Aastha Thakur
Published on: 14 November 2022 at 20:41 IST
According to a recent ruling by the Punjab and Haryana High Court, the Court is not entitled to submit a case to arbitration just because the parties’ subsequent Consulting Agreements contain an arbitration clause where one party’s claim is based on a MoU without one.
The bench of Justices Augustine George Masih and Sandeep Moudgil held that the arbitration clause, if there is one, is in the Consulting Agreements and would not apply here since the plaintiff’s claim is solely based on the MoU.
The appeal matter was filed before the court against the order of Commercial Court to dismiss the respondent application under Order VII Rule 11 (d) of the CPC read with Section 8 of the Arbitration & Conciliation Act, 1996 for rejection of the plaint in terms of Clause 16 in the Consulting Agreement.
The counsel for the appellant contended that the Court below has misread the provisions of the agreements which have been entered into between the parties.
The court observed the working relationship between both of the parties as per the MoU w.e.f 17.03.2017. According to which, Respondent No. 1 (here, Appellant) was playing supporting factor for the Appellant’s (here, Respondent No. 1) quantity surveying business for the term of five years in UK and it was renewed again on March, 2022.
The court further emphasised that rather than the Purchase Orders, the Memorandum of Understanding operated as the base for the working relationship that governed the conduct between the parties.

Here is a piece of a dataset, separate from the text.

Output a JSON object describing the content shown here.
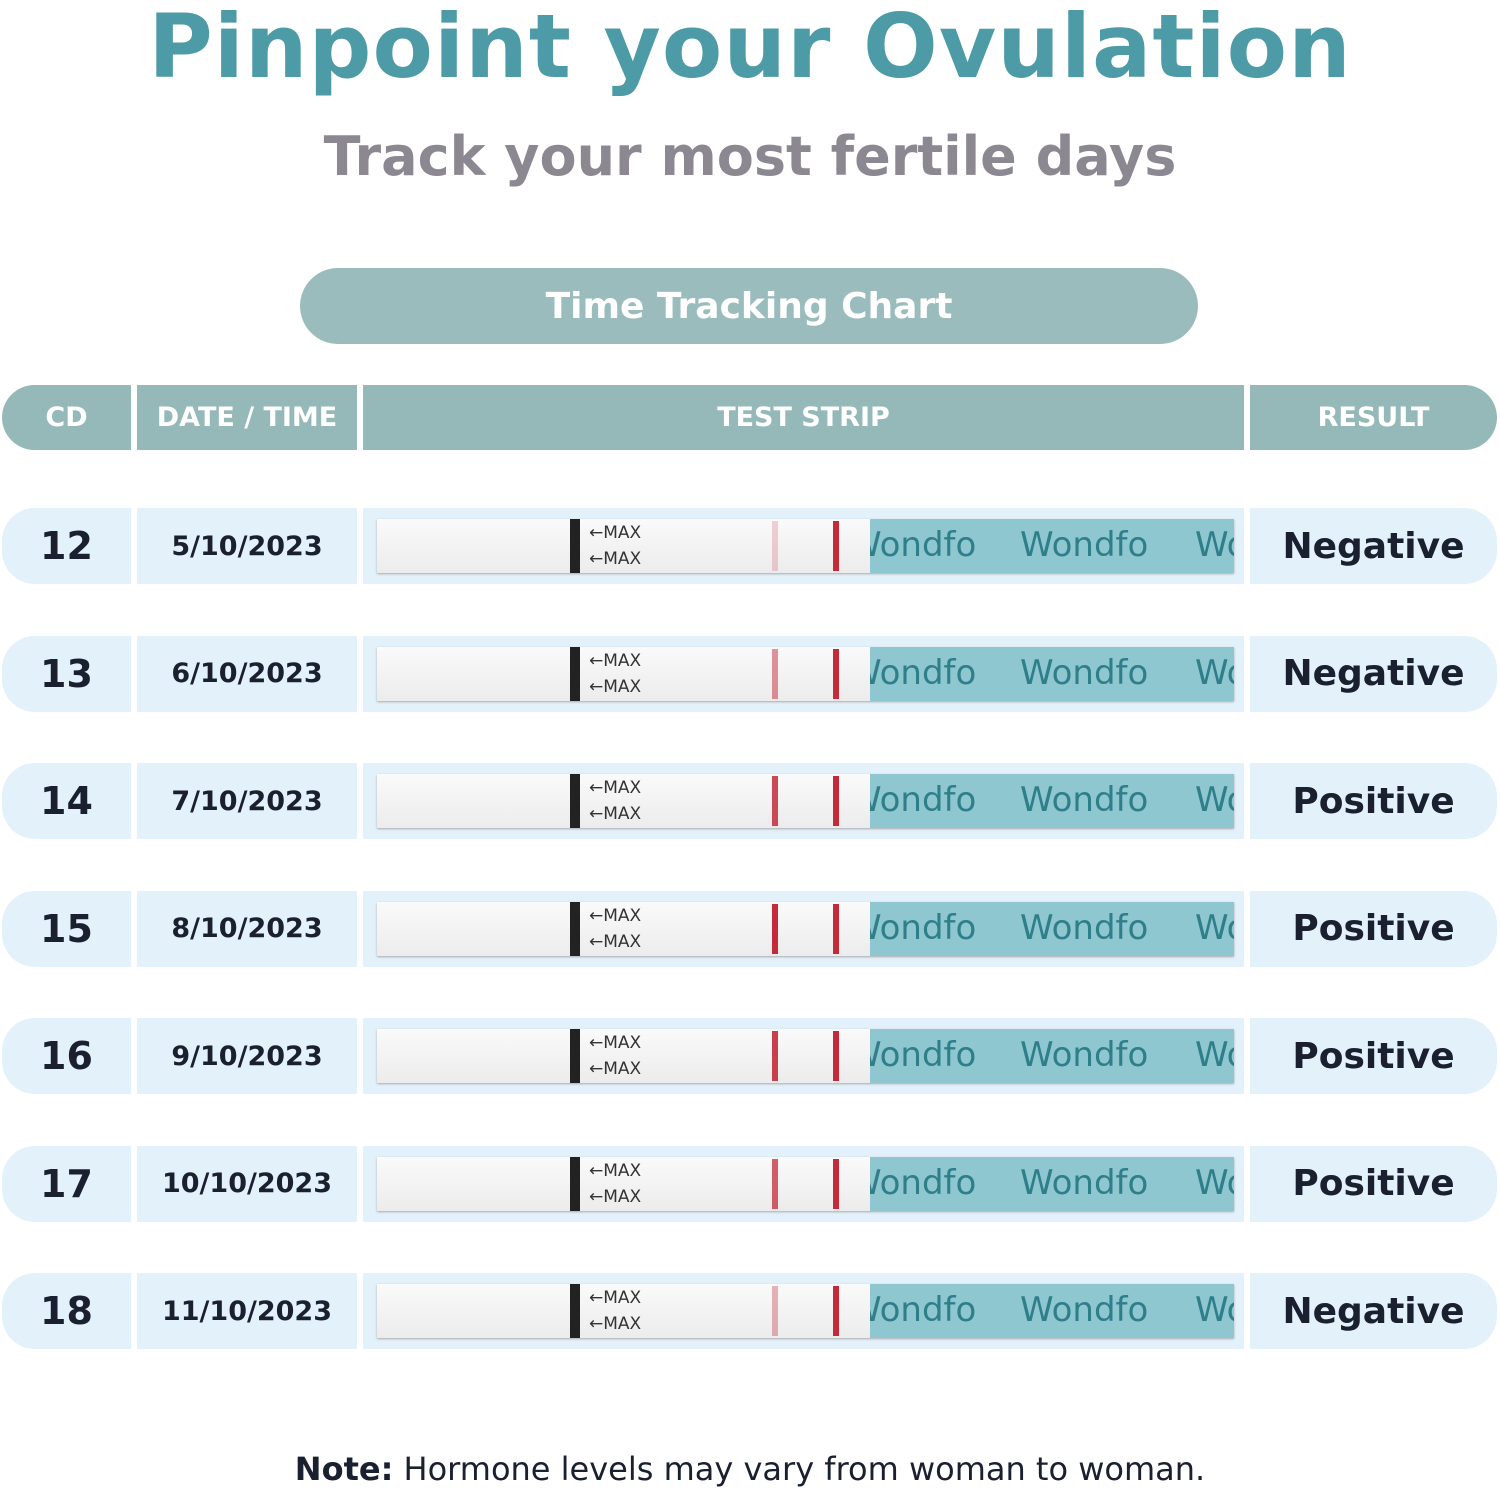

The court remarked that there is no disputing the fact that the Memorandum of Understanding does not contain an arbitration clause with regard to the arbitration provision in the contract. The clause, if there is one, is in the consulting agreements, but it is not significant because respondent No. 1’s plaintiff’s claim is solely based on the MoU.
The Court observed the given relevant facts and circumstances, and held that the dispute and the claims made in the civil suit cannot serve as justification for dismissal of the case if they are unrelated to Purchase Orders or Consulting Agreements. Likewise, the issue of the claims’ separation does not arise.
Furthermore, the parties would not be bound by a claim that is based on a contract without an arbitration clause. Therefore, the appellant’s argument that the lawsuit should be dismissed because it contains an arbitration clause is not satisfactory.
As the court fails to see merit in present appeal, same was dismissed.
Case Title: M/s Soben Contract and Commercial Ltd. v/s M/s Qonquests Technical Solutions Pvt. Ltd. and Ors.